Granted, there will be occasional cases where even extremely aggressive pain management fails to adequately control pain, and leaves the patient asking for death.  So current medical science, laws and ethics do not adequately answer all possible situations.  But fortunately, with adequate management these cases are very rare. (And in cases where management is not adequate, the solution is to better educate the physicians, not to kill the patients.)  So, given that the prototypical scenario is uncommon, this leads us to wonder – why all the passion, at this particular time, about legalizing physician-assisted suicide?

Why all the passion?

In examining this question we should look at how assisted suicide is actually practiced.  Consider the clinical practice of that celebrated pathologist, Dr. Kavorkian. For the most part patients with unrelenting pain are not the ones who have requested his assistance.

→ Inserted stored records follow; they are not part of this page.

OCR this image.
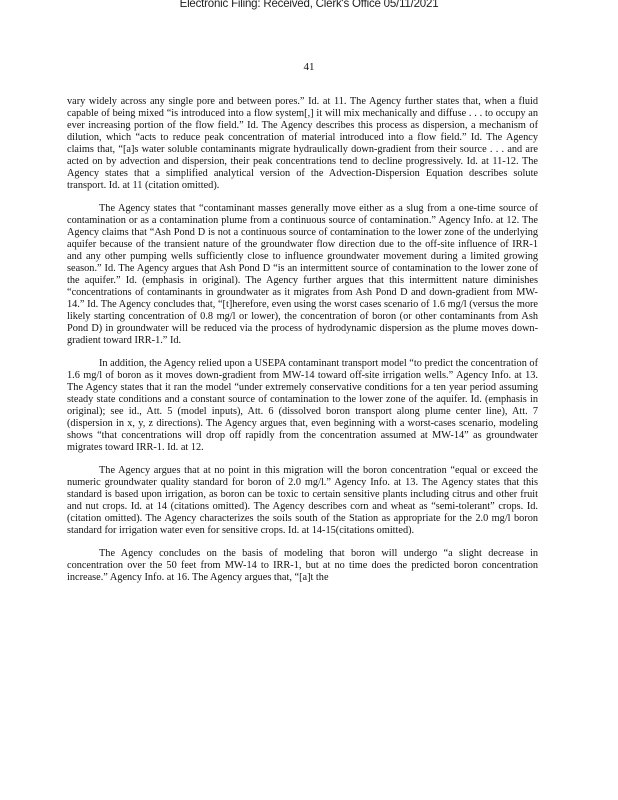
Electronic Filing: Received, Clerk's Office 05/11/2021
41

vary widely across any single pore and between pores.” Id. at 11. The Agency further states that, when a fluid capable of being mixed “is introduced into a flow system[,] it will mix mechanically and diffuse . . . to occupy an ever increasing portion of the flow field.” Id. The Agency describes this process as dispersion, a mechanism of dilution, which “acts to reduce peak concentration of material introduced into a flow field.” Id. The Agency claims that, “[a]s water soluble contaminants migrate hydraulically down-gradient from their source . . . and are acted on by advection and dispersion, their peak concentrations tend to decline progressively. Id. at 11-12. The Agency states that a simplified analytical version of the Advection-Dispersion Equation describes solute transport. Id. at 11 (citation omitted).

The Agency states that “contaminant masses generally move either as a slug from a one-time source of contamination or as a contamination plume from a continuous source of contamination.” Agency Info. at 12. The Agency claims that “Ash Pond D is not a continuous source of contamination to the lower zone of the underlying aquifer because of the transient nature of the groundwater flow direction due to the off-site influence of IRR-1 and any other pumping wells sufficiently close to influence groundwater movement during a limited growing season.” Id. The Agency argues that Ash Pond D “is an intermittent source of contamination to the lower zone of the aquifer.” Id. (emphasis in original). The Agency further argues that this intermittent nature diminishes “concentrations of contaminants in groundwater as it migrates from Ash Pond D and down-gradient from MW-14.” Id. The Agency concludes that, “[t]herefore, even using the worst cases scenario of 1.6 mg/l (versus the more likely starting concentration of 0.8 mg/l or lower), the concentration of boron (or other contaminants from Ash Pond D) in groundwater will be reduced via the process of hydrodynamic dispersion as the plume moves down-gradient toward IRR-1.” Id.

In addition, the Agency relied upon a USEPA contaminant transport model “to predict the concentration of 1.6 mg/l of boron as it moves down-gradient from MW-14 toward off-site irrigation wells.” Agency Info. at 13. The Agency states that it ran the model “under extremely conservative conditions for a ten year period assuming steady state conditions and a constant source of contamination to the lower zone of the aquifer. Id. (emphasis in original); see id., Att. 5 (model inputs), Att. 6 (dissolved boron transport along plume center line), Att. 7 (dispersion in x, y, z directions). The Agency argues that, even beginning with a worst-cases scenario, modeling shows “that concentrations will drop off rapidly from the concentration assumed at MW-14” as groundwater migrates toward IRR-1. Id. at 12.

The Agency argues that at no point in this migration will the boron concentration “equal or exceed the numeric groundwater quality standard for boron of 2.0 mg/l.” Agency Info. at 13. The Agency states that this standard is based upon irrigation, as boron can be toxic to certain sensitive plants including citrus and other fruit and nut crops. Id. at 14 (citations omitted). The Agency describes corn and wheat as “semi-tolerant” crops. Id. (citation omitted). The Agency characterizes the soils south of the Station as appropriate for the 2.0 mg/l boron standard for irrigation water even for sensitive crops. Id. at 14-15(citations omitted).

The Agency concludes on the basis of modeling that boron will undergo “a slight decrease in concentration over the 50 feet from MW-14 to IRR-1, but at no time does the predicted boron concentration increase.” Agency Info. at 16. The Agency argues that, “[a]t the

Most who have sought him out wanted to end their life for other reasons, commonly because they suffered from disease-related depression, loss of control, or fear of becoming a burden to their families.  Few had intractable pain, and some did not even have terminal illnesses. This is a pattern that holds up in Holland, too, where assisted suicide and euthanasia are acceptable as a matter of public policy.  Pain is the motivator in a decided minority of Dutch patients who ask for assisted suicide.

Seeing this, one must conclude that the passion in the end-of-life movement for assisted suicide cannot reside primarily in the desire to relieve pain in terminally ill patients.  One suspects that instead, the prototypical pain-wracked patient is invoked primarily to garner sympathy for their position.  Their passion more likely derives from a general sense, within that movement, that individual autonomy needs to be rescued from the clutches of the unrelenting, unfeeling, smothering bio-medical-technical machine. 

But these sentiments have been rumbling along in the background for decades, and never drew more than amused glances from the “establishment.”  What’s new is that, for some reason, the “establishment” has seen fit in recent years to give voice to these sentiments, and to bring the issue of physician-assisted suicide (and its mate, euthanasia) to the fore. Obviously, I am suggesting that the reason for this is financial.

So in examining the assisted suicide issue, we need to consider not only the ethical debate (i.e., the rights of the individual to demand assisted suicide versus the rights of society to hold such activity illegal), but also what it means that this issue has become so urgent at this particular time.